4. The BIM-based cable tray routing autonomous optimization visualization system according to claim 1, characterized in that: The path conflict evolution module specifically includes: Based on the building construction plan model, the installation sequence of components at each stage, temporary occupation information of the construction area and equipment location change log are extracted to generate a time-series spatial state change model. A spatial compression prediction network is constructed. By combining the component encroachment probability and time span of the space where the path segment is located in different construction stages, a Bayesian dynamic network model is used to evaluate the path compression risk level. Each path in the candidate path set is mapped to a time period, and the compression coefficient and dynamic conflict probability of the path segment in each construction stage are aggregated into a conflict evolution score. A comprehensive evaluation matrix is ​​constructed based on conflict evolution score, path hotspot score, and cost score. Candidate paths are then sorted and screened in a second time to eliminate path schemes with prominent conflict trends.

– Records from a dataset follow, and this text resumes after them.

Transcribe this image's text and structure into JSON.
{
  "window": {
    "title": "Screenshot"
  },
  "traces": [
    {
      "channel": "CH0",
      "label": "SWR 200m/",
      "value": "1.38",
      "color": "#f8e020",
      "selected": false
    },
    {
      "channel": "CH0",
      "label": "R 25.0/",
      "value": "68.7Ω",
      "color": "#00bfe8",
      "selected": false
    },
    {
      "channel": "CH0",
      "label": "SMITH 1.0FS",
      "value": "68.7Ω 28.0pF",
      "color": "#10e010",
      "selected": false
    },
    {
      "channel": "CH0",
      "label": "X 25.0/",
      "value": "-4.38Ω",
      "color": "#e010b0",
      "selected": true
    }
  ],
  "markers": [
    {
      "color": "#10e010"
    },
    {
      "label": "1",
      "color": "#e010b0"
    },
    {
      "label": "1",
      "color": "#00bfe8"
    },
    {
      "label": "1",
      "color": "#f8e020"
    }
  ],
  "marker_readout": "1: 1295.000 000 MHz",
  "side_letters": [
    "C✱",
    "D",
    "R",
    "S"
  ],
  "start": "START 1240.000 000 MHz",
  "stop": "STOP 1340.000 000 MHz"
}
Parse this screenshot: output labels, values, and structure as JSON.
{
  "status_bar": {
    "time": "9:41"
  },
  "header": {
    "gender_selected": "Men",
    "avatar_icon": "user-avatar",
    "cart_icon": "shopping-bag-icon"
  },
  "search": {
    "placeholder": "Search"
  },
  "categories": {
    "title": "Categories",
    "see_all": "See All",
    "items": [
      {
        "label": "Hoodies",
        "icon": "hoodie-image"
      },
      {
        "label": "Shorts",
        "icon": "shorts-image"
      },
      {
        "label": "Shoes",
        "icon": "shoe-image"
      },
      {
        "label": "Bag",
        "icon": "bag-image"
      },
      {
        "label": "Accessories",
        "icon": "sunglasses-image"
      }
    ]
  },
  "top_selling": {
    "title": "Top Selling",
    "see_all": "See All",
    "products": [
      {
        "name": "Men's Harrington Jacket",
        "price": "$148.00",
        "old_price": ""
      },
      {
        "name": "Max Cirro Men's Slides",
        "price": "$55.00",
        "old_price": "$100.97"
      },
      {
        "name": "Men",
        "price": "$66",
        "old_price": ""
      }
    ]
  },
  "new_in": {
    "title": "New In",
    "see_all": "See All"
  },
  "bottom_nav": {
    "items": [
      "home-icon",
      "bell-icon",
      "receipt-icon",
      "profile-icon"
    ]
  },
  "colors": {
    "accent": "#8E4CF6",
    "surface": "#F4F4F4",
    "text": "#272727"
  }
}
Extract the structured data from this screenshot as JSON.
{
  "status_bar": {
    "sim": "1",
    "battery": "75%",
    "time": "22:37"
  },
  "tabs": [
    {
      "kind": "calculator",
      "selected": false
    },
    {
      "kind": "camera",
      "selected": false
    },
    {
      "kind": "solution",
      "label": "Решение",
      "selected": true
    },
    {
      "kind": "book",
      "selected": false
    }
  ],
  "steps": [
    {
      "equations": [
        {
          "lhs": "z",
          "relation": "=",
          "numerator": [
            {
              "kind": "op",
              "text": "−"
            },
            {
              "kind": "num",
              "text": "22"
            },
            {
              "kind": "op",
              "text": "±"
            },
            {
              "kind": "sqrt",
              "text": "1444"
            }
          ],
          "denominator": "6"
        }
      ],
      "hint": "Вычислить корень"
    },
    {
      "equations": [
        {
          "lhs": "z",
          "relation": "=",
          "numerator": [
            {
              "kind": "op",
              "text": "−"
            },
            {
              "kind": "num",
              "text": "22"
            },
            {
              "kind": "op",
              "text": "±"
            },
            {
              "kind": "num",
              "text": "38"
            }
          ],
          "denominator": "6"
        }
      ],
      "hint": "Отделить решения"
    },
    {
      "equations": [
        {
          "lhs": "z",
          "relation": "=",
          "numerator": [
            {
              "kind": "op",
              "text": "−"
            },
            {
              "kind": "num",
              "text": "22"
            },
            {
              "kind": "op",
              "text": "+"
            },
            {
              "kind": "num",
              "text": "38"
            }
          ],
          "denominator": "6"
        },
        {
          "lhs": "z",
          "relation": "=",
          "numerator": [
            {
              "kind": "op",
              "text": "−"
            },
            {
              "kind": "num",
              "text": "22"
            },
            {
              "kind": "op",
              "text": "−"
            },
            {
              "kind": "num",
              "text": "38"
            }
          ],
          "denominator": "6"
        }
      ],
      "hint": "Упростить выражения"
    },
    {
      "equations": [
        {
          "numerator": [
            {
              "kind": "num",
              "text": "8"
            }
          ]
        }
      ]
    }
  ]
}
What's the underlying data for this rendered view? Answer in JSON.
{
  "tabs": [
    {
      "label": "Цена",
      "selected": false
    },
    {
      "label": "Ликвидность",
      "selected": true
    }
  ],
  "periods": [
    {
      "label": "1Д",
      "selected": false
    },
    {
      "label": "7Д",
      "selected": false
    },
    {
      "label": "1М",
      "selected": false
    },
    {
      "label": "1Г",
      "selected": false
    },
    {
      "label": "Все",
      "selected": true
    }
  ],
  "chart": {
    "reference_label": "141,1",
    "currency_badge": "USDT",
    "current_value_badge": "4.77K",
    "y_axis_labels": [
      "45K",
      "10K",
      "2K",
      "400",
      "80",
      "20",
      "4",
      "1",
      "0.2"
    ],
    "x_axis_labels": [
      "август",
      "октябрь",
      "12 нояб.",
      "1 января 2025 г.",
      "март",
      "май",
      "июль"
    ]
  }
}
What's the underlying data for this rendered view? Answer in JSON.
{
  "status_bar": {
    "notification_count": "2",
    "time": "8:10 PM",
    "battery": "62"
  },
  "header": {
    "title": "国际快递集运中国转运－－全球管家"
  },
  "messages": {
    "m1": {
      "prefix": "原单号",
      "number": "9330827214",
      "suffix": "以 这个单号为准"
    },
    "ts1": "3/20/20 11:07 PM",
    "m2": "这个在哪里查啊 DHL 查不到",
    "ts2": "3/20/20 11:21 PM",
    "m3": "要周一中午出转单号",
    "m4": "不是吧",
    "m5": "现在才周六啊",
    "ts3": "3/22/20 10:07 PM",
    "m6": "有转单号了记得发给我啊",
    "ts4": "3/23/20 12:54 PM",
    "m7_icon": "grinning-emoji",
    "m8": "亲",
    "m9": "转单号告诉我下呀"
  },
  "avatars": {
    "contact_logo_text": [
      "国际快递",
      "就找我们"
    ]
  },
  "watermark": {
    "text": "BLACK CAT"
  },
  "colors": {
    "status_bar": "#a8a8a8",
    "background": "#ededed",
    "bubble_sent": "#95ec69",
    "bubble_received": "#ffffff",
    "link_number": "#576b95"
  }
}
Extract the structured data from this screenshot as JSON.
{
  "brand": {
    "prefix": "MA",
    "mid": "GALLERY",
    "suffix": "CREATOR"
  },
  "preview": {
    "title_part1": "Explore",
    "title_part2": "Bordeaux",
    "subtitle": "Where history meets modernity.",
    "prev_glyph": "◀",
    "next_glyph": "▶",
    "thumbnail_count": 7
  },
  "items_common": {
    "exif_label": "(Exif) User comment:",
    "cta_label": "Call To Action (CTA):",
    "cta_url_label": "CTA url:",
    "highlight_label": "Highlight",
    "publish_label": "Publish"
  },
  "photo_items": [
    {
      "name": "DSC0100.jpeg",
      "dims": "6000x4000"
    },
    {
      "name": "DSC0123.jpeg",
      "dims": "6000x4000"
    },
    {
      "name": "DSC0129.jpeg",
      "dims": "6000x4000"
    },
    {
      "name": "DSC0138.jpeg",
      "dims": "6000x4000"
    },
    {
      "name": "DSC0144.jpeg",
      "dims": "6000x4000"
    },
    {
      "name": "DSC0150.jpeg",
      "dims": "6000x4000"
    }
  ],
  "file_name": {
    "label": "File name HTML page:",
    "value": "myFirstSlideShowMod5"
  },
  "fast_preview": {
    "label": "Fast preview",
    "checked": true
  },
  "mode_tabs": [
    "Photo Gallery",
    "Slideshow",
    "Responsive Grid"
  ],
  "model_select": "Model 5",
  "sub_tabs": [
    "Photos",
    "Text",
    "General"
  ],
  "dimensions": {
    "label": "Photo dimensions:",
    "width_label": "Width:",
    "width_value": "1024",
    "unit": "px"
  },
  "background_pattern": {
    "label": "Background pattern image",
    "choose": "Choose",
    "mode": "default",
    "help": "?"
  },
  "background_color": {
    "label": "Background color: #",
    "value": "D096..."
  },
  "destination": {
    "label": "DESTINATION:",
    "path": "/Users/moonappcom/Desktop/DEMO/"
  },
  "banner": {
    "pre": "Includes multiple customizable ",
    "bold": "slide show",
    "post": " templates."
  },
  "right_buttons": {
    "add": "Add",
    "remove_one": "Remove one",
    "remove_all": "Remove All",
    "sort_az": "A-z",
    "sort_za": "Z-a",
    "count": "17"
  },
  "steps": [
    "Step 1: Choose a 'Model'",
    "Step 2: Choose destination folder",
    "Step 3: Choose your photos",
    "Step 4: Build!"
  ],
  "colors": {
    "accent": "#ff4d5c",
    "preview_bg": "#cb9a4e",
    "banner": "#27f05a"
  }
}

5. The BIM-based cable tray routing autonomous optimization visualization system according to claim 1, characterized in that: The path reconstruction module specifically includes: Construct a path embedding interface based on the native BIM model, and automatically generate pluggable path component families through the 3D coordinate sequence of path segments and cable tray parameter templates; The design path version control architecture adopts a scheme management mechanism based on difference vector coding, performs version alignment and incremental storage of path changes, and supports multi-dimensional parameter comparison between any two path schemes. Build a conflict response engine to monitor geometric interference, insufficient clearance, and device occlusion events between the current embedded path and existing components in real time, and visualize the conflict through color coding or flashing prompts. An animation of the path transition from the initial state to the final solution is generated based on the displacement sequence and timestamp information of the path components, which is used to show the path optimization process and the construction evolution trajectory.

6. The BIM-based cable tray routing autonomous optimization visualization system according to claim 1, characterized in that: The output module specifically includes: The three-dimensional component information of the final path scheme is analyzed, and a continuous path three-dimensional coordinate sequence is generated based on the path segment node coordinates and direction vectors, and the path structure is encoded in the form of a topological linked list. Based on the installation procedure logic and on-site operation sequence, a parameterized construction step list is generated, including the installation starting point, inter-segment connection, support point setting and terminal access, with corresponding construction sequence numbers attached. Based on the component distribution and clearance of the areas traversed by the path segment, high interference risk areas are extracted, and a path obstacle avoidance strategy table is constructed, which includes avoidance segment identification, angle adjustment suggestions, and minimum clearance prompts. The three-dimensional coordinate sequence, construction steps, cable tray list, and obstacle avoidance strategy are packaged into an IFC extended format or a custom JSON structure and output synchronously to the construction platform.